Mühlen mahlen bekanntlich langsam, auch die der Behörden. So kann es vorkommen, dass ein Antragsteller wochenlang auf sein Bürgergeld warten muss. Hat er Vermögen, kann er zwischenzeitlich hiervon leben. Manchmal helfen aber auch Freunde, Verwandte, Bekannte oder gemeinnützige Organisationen, mitunter sogar eine Bank, mit einem Darlehen, einem Überbrückungsdarlehen, aus.
Die Frage, die sich stellt: Handelt es sich bei diesem darlehensweise gegebenen Geld um Einkommen i.S.d. Bürgergeld-Gesetzes? Kann es auf den Bürgergeld Anspruch angerechnet werden?
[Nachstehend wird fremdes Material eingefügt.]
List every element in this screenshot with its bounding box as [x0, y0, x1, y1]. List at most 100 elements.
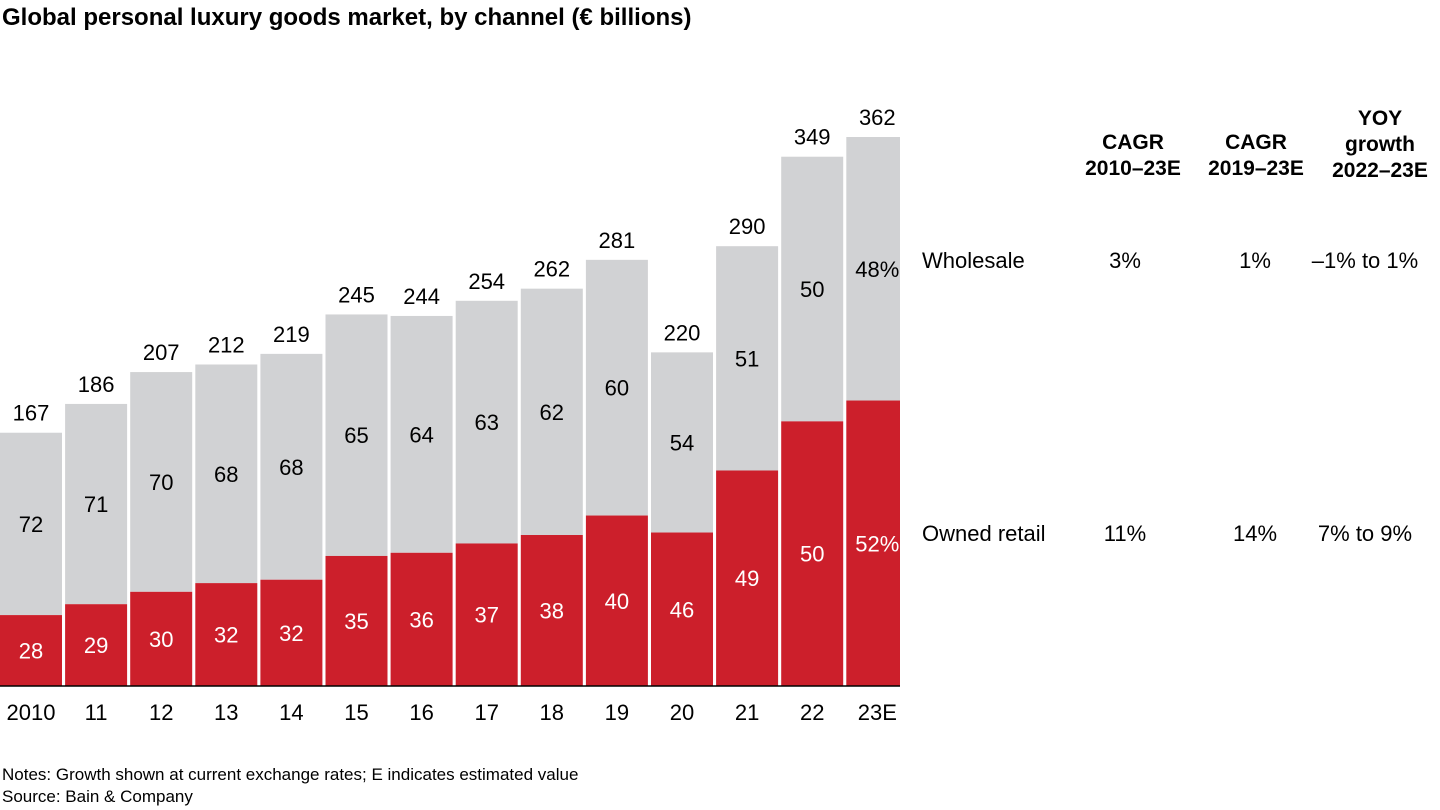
- bar-wholesale-11: [65, 403, 128, 605]
- label-owned-retail-16: 36: [409, 607, 433, 632]
- label-owned-retail-13: 32: [214, 623, 238, 648]
- bar-wholesale-16: [390, 315, 453, 553]
- header-line: YOY: [1357, 107, 1403, 130]
- x-tick-11: 11: [85, 700, 108, 725]
- bar-wholesale-18: [520, 288, 583, 536]
- footnotes: Notes: Growth shown at current exchange …: [2, 764, 578, 808]
- total-label-2010: 167: [13, 401, 50, 426]
- label-wholesale-11: 71: [84, 492, 108, 517]
- bar-wholesale-13: [195, 364, 258, 584]
- total-label-21: 290: [729, 214, 766, 239]
- bar-wholesale-20: [651, 352, 713, 533]
- bar-wholesale-17: [455, 300, 518, 544]
- x-tick-17: 17: [474, 700, 498, 725]
- cell-owned-cagr-2019: 14%: [1232, 521, 1278, 546]
- header-line: 2022–23E: [1332, 159, 1428, 182]
- notes-text: Notes: Growth shown at current exchange …: [2, 765, 579, 784]
- total-label-12: 207: [143, 340, 180, 365]
- bar-owned-retail-17: [455, 543, 518, 686]
- bar-wholesale-2010: [0, 432, 62, 616]
- total-label-16: 244: [403, 284, 440, 309]
- label-owned-retail-19: 40: [605, 589, 629, 614]
- label-owned-retail-2010: 28: [19, 639, 43, 664]
- total-label-22: 349: [794, 125, 831, 150]
- label-wholesale-16: 64: [409, 422, 433, 447]
- bar-owned-retail-21: [716, 470, 779, 686]
- label-owned-retail-22: 50: [800, 542, 824, 567]
- source-text: Source: Bain & Company: [2, 787, 193, 806]
- x-tick-14: 14: [279, 700, 303, 725]
- bar-wholesale-14: [260, 353, 323, 580]
- header-line: CAGR: [1225, 131, 1287, 154]
- table-header-cagr-2019-23: CAGR 2019–23E: [1186, 130, 1326, 182]
- bar-wholesale-19: [585, 259, 648, 516]
- label-wholesale-12: 70: [149, 470, 173, 495]
- x-tick-19: 19: [605, 700, 629, 725]
- bar-owned-retail-20: [651, 532, 713, 686]
- table-header-cagr-2010-23: CAGR 2010–23E: [1063, 130, 1203, 182]
- chart-title: Global personal luxury goods market, by …: [2, 4, 692, 31]
- label-owned-retail-20: 46: [670, 597, 694, 622]
- total-label-20: 220: [664, 320, 701, 345]
- header-line: CAGR: [1102, 131, 1164, 154]
- x-tick-22: 22: [800, 700, 824, 725]
- x-tick-12: 12: [149, 700, 173, 725]
- bar-owned-retail-13: [195, 583, 258, 686]
- label-wholesale-21: 51: [735, 346, 759, 371]
- row-label-owned-retail: Owned retail: [922, 521, 1046, 546]
- label-wholesale-13: 68: [214, 462, 238, 487]
- total-label-11: 186: [78, 372, 115, 397]
- cell-wholesale-cagr-2010: 3%: [1109, 248, 1141, 273]
- label-owned-retail-18: 38: [540, 599, 564, 624]
- label-wholesale-2010: 72: [19, 512, 43, 537]
- bar-owned-retail-15: [325, 555, 388, 686]
- bar-owned-retail-16: [390, 552, 453, 686]
- bar-wholesale-12: [130, 372, 193, 592]
- total-label-18: 262: [533, 257, 570, 282]
- cell-owned-cagr-2010: 11%: [1103, 521, 1147, 546]
- bar-owned-retail-14: [260, 579, 323, 686]
- cell-wholesale-yoy: –1% to 1%: [1311, 248, 1419, 273]
- total-label-13: 212: [208, 332, 245, 357]
- label-wholesale-15: 65: [344, 423, 368, 448]
- bar-wholesale-23E: [846, 137, 900, 401]
- header-line: growth: [1345, 133, 1415, 156]
- x-tick-18: 18: [540, 700, 564, 725]
- cell-wholesale-cagr-2019: 1%: [1239, 248, 1271, 273]
- row-label-wholesale: Wholesale: [922, 248, 1025, 273]
- label-owned-retail-23E: 52%: [855, 531, 899, 556]
- bar-owned-retail-23E: [846, 400, 900, 686]
- bar-wholesale-15: [325, 314, 388, 556]
- x-tick-21: 21: [735, 700, 759, 725]
- x-tick-15: 15: [344, 700, 368, 725]
- x-tick-23E: 23E: [858, 700, 897, 725]
- bar-wholesale-21: [716, 246, 779, 471]
- bar-owned-retail-2010: [0, 615, 62, 686]
- label-wholesale-20: 54: [670, 430, 694, 455]
- label-wholesale-22: 50: [800, 277, 824, 302]
- header-line: 2019–23E: [1208, 157, 1304, 180]
- label-wholesale-17: 63: [474, 410, 498, 435]
- bar-owned-retail-22: [781, 421, 844, 686]
- table-header-yoy-growth: YOY growth 2022–23E: [1310, 106, 1440, 184]
- total-label-14: 219: [273, 322, 310, 347]
- x-tick-16: 16: [409, 700, 433, 725]
- header-line: 2010–23E: [1085, 157, 1181, 180]
- label-wholesale-19: 60: [605, 376, 629, 401]
- total-label-15: 245: [338, 282, 375, 307]
- bar-owned-retail-18: [520, 535, 583, 686]
- label-owned-retail-11: 29: [84, 633, 108, 658]
- label-wholesale-23E: 48%: [855, 257, 899, 282]
- label-owned-retail-12: 30: [149, 627, 173, 652]
- label-owned-retail-15: 35: [344, 609, 368, 634]
- label-owned-retail-17: 37: [474, 603, 498, 628]
- label-wholesale-14: 68: [279, 455, 303, 480]
- bar-owned-retail-12: [130, 591, 193, 686]
- cell-owned-yoy: 7% to 9%: [1317, 521, 1413, 546]
- x-tick-2010: 2010: [7, 700, 56, 725]
- label-owned-retail-21: 49: [735, 566, 759, 591]
- bar-wholesale-22: [781, 156, 844, 422]
- total-label-17: 254: [468, 269, 505, 294]
- bar-owned-retail-19: [585, 515, 648, 686]
- label-wholesale-18: 62: [540, 400, 564, 425]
Wir beantworten diese Frage in nachfolgendem Artikel.
Darlehen verkürzt den Bürgergeld Anspruch nicht
Ein privater Kredit darf vom Jobcenter nicht auf das Bürgergeld angerechnet werden.
Der Bürgergeld Regelsatz deckt gerade das Existenzminimum. Manchmal helfen Verwandte oder Freunde mit einem privaten Darlehen bzw. Kredit weiter. Manchmal erhalten Bezieher von Bürgergeld sogar einen Verbraucherkredit von einer Bank. Die Inanspruchnahme und Nutzung eines Darlehens ist möglich, ohne dass das Jobcenter seiner Leistungen kürzen bzw. die Darlehenssumme auf den Bürgergeld Regelsatz anrechnen darf. Dabei spielt es keine Rolle, was der Bürgergeld Bezieher mit dem Kredit macht bzw. wofür er das Geld ausgeben möchte. – Das hat schon vor einiger Zeit das Bundessozialgericht unter dem Az.: B 4 AS 30/20 R entschieden.
Urteil des Bundessozialgerichts: Bürgergeld darf neben Darlehen beantragt und bezogen werden
Dem Urteil des Bundessozialgerichts lag der Fall einer Frau zugrunde, die keinen Anspruch auf Arbeitslosengeld, aber eine Arbeit in den nächsten Monaten in Aussicht hatte. Zur Überbrückung beantragte sie Bürgergeld (seinerzeit Hartz IV).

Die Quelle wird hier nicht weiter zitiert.